BARCLAYS is preparing to give a boost to the banking industry tomorrow, when it is expected to kick off the UK bank reporting season by announcing a bumper £11.2bn profit haul.
The figure includes a £6.2bn one-off profit on the sale of its asset management arm Barclays Global Investors to BlackRock last year – a deal expected to net Bob Diamond, the chief executive of the Barclays Capital investment banking division, a windfall of around £20m.
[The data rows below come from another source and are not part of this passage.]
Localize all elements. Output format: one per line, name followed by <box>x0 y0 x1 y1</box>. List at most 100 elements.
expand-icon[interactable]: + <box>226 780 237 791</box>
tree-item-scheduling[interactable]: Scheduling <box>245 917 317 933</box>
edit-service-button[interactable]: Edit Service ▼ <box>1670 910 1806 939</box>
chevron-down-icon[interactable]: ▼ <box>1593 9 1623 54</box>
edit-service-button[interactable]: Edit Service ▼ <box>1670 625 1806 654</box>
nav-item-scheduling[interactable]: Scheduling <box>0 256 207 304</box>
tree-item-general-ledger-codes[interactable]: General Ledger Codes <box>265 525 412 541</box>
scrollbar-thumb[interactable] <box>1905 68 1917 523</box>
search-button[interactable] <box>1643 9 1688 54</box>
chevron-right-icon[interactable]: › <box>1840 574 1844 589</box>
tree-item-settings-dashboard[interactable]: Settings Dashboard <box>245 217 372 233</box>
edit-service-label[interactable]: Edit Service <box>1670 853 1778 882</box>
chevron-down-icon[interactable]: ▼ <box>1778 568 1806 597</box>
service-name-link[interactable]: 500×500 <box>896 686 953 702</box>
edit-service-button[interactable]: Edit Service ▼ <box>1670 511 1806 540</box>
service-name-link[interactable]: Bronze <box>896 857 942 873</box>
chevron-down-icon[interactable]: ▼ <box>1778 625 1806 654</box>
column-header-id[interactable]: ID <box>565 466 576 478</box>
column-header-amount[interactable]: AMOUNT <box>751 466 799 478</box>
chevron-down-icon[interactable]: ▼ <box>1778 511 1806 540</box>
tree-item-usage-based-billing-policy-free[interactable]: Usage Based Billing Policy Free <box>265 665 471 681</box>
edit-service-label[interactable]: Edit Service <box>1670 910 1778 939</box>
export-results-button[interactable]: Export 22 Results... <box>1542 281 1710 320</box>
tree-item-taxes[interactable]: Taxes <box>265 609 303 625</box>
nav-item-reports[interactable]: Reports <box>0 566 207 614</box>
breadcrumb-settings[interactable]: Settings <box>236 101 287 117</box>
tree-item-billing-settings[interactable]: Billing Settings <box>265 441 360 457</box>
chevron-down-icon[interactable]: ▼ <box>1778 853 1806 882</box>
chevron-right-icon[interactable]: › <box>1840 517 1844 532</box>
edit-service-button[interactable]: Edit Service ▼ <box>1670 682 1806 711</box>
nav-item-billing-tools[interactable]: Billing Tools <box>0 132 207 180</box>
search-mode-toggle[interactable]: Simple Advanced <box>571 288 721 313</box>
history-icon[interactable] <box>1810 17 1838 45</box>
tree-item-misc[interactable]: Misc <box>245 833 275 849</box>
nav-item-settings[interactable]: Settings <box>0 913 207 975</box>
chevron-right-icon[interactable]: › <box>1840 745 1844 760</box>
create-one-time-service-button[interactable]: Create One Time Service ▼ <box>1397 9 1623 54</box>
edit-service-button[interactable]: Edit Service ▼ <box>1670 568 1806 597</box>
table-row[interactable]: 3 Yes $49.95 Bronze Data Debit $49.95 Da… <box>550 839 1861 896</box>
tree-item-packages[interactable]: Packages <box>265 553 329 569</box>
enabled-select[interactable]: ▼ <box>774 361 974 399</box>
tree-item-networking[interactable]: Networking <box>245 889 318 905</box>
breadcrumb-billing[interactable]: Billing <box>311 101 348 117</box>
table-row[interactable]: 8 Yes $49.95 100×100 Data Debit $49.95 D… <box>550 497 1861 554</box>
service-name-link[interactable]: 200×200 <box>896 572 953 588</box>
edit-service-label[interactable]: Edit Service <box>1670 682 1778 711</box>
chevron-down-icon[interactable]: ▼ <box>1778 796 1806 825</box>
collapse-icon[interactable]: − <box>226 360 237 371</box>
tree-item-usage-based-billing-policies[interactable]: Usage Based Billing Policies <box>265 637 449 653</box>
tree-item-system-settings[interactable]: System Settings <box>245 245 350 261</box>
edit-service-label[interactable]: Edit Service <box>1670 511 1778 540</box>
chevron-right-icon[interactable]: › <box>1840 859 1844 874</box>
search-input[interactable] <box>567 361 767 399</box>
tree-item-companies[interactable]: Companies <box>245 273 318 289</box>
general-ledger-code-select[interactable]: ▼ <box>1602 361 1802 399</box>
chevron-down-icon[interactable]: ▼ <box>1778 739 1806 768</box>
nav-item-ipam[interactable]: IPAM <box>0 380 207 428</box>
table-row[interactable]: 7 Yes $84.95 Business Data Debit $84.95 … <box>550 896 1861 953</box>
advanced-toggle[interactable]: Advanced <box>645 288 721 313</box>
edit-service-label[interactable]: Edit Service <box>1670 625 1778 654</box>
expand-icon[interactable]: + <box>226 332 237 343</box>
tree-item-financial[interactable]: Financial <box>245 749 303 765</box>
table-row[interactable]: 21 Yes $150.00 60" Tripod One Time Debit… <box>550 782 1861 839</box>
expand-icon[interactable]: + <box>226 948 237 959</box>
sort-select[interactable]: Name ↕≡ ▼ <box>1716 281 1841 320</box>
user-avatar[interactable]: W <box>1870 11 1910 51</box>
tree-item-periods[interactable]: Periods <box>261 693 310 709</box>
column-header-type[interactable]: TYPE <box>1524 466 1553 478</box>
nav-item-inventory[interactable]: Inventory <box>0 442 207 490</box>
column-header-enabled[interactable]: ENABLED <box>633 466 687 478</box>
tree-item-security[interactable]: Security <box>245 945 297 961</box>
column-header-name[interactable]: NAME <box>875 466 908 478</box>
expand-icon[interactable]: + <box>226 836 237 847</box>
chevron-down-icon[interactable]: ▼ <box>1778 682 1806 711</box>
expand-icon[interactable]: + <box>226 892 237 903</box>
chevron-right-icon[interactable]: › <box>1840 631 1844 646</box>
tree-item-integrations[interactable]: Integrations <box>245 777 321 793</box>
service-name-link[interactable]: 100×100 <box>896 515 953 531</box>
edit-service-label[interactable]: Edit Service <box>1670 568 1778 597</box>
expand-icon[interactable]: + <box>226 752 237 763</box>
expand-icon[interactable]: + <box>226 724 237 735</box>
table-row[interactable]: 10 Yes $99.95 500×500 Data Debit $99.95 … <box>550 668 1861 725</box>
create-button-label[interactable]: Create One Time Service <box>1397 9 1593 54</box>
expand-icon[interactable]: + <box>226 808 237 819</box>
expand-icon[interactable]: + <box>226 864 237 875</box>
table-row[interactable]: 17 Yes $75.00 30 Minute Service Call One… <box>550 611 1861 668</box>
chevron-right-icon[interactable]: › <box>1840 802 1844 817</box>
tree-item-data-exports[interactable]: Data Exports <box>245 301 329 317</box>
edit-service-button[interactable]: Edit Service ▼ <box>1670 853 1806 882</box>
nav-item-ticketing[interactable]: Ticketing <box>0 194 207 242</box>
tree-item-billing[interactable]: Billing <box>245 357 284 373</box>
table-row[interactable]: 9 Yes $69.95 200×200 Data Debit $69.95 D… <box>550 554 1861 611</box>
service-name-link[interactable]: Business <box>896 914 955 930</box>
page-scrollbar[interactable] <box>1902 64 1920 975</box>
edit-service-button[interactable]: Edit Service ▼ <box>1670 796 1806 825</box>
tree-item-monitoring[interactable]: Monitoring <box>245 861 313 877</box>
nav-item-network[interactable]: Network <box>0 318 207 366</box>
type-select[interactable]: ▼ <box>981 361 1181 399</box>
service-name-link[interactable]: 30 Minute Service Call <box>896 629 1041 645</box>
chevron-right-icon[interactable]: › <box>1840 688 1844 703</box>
The bank, which is also expected to report strong results in investment and retail banking, is likely to set aside up to £4.5bn in total for staff compensation. But the payouts will represent a significantly lower proportion of revenues than in previous years, as Barclays follows its peers in cutting its investment banking compensation ratio to just 38 per cent, from 44 per cent last year.
The move comes after other global investment banks slashed their compensation ratios as a gesture to ward off populist anger over hefty payouts. Goldman Sachs last month announced it had cut the amount of revenues it paid out to staff to 36 per cent, a world away from the 49 per cent it awarded for 2008, while Credit Suisse last week announced a historically low pay ratio of 41 per cent for the 2009 financial year.
Royal Bank of Scotland, which is now 84 per cent-owned by the taxpayer, is also thought likely to use a depleted ratio of under 30 per cent to stave off criticism when it reports later this month.
Barclays’ top executives have agreed to defer 100 per cent of their bonuses for three years, while other senior staff will be subjected to a deferral of 60 per cent of payouts, in line with G20 compensation guidelines.